Le vent, âpre, hurle sur le gazon et tambourine sur les planches des huttes. Un soldat sur un banc met des clous à sa botte et chantonne à mi-voix tout en assénant ses coups de marteau. Un ou deux sons de trompette éclatent quelque part au bas de la route que nous avons suivie en venant : des échos naissent et se prolongent à travers la vallée. Puis une trompe d’automobile d’un son très particulier fait entendre sa voix impétueuse et perçante.

— La voiture du Roi ! Il va peut-être venir ici, écoutez ! Non ; il continue pour aller visiter quelques-unes des nouvelles batteries. On ne sait jamais où on va le voir apparaître ; mais il est toujours quelque part sur le front, et il veut tout voir par lui-même.

La remarque ne s’adressait pas au troupier à la botte, mais celui-ci rit en montrant les dents, comme font les soldats au nom d’un général populaire.

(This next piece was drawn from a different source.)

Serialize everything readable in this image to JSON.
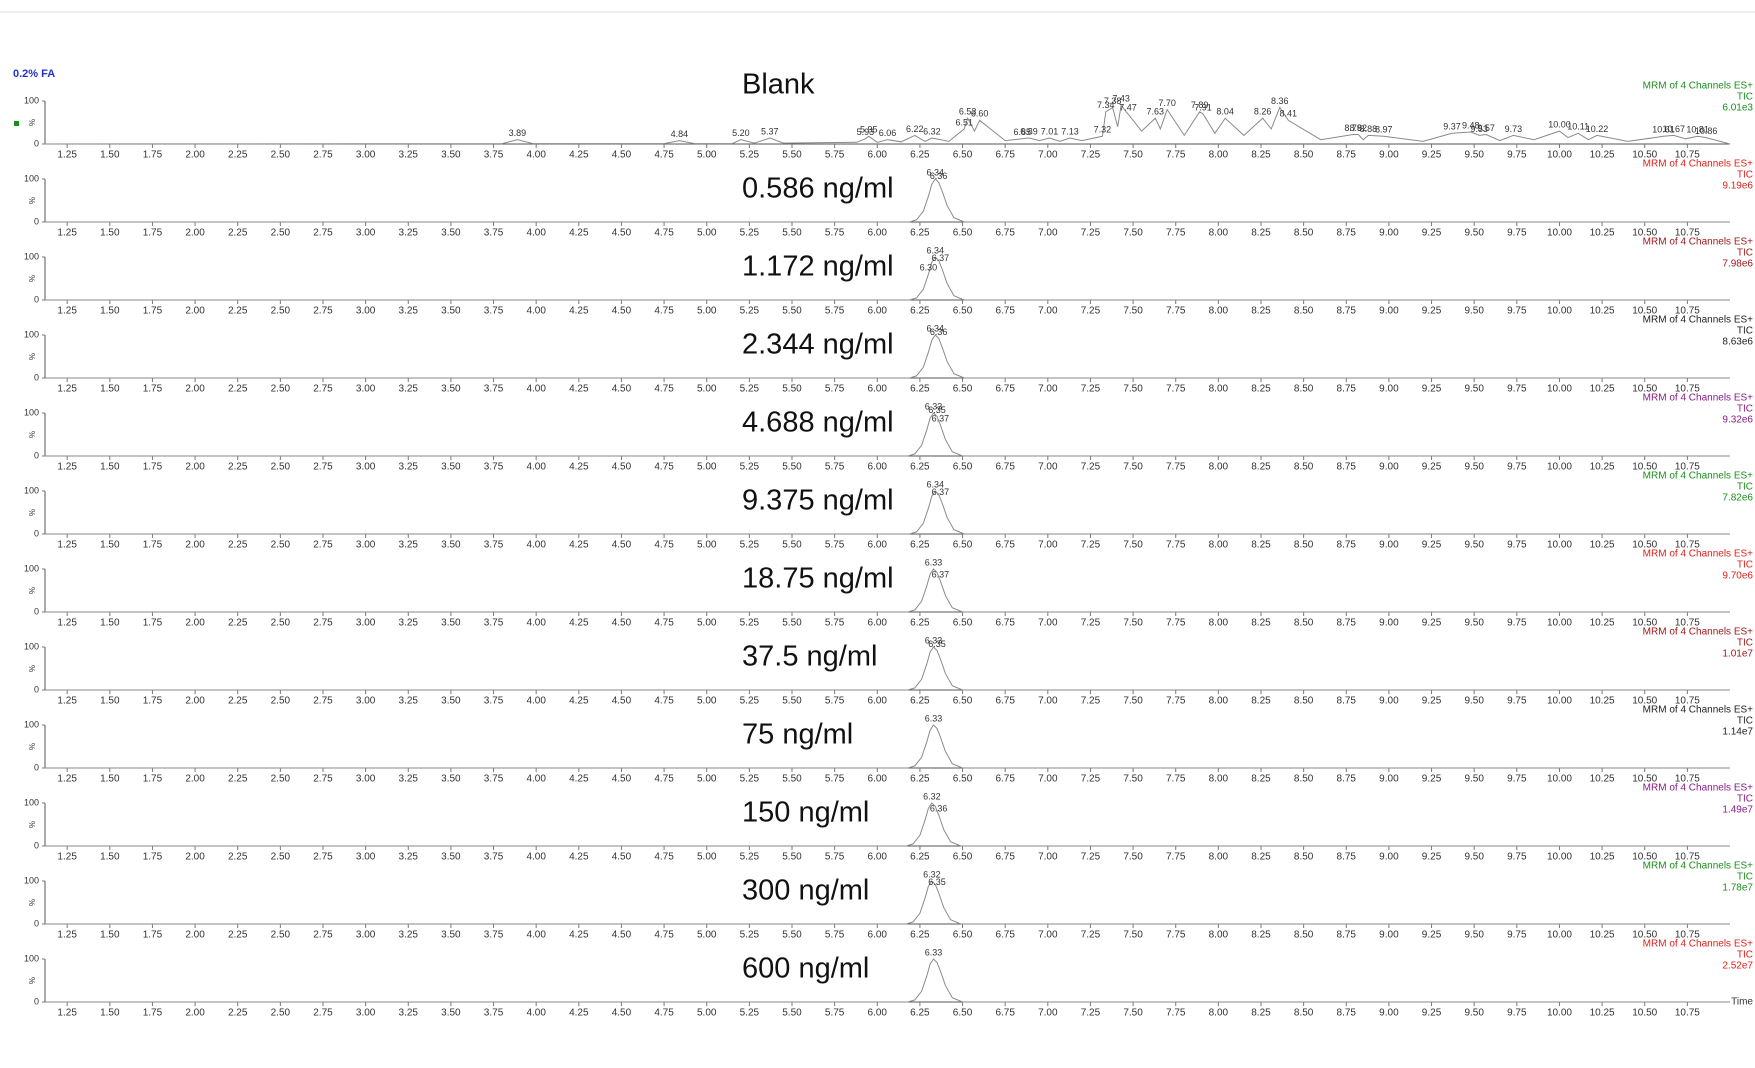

Il court beaucoup de bonnes histoires dans les armées italiennes au sujet du Roi. C’est un fait que les rois et les dépôts de munitions sont de belles cibles pour les aéroplanes ; mais si ce qu’on raconte est vrai, et cela cadre avec tout ce qui a été dit de lui, il y a au moins un roi qui est lui-même un tireur consommé. Rien dans son costume, aucun détail ne le distingue d’un général quelconque en tenue de campagne : il porte même le galon qui témoigne d’une année de service au front. Toujours calme, consciencieux, attentif, il se mêle en toute simplicité à ses soldats et s’offre à tous les hasards de la guerre.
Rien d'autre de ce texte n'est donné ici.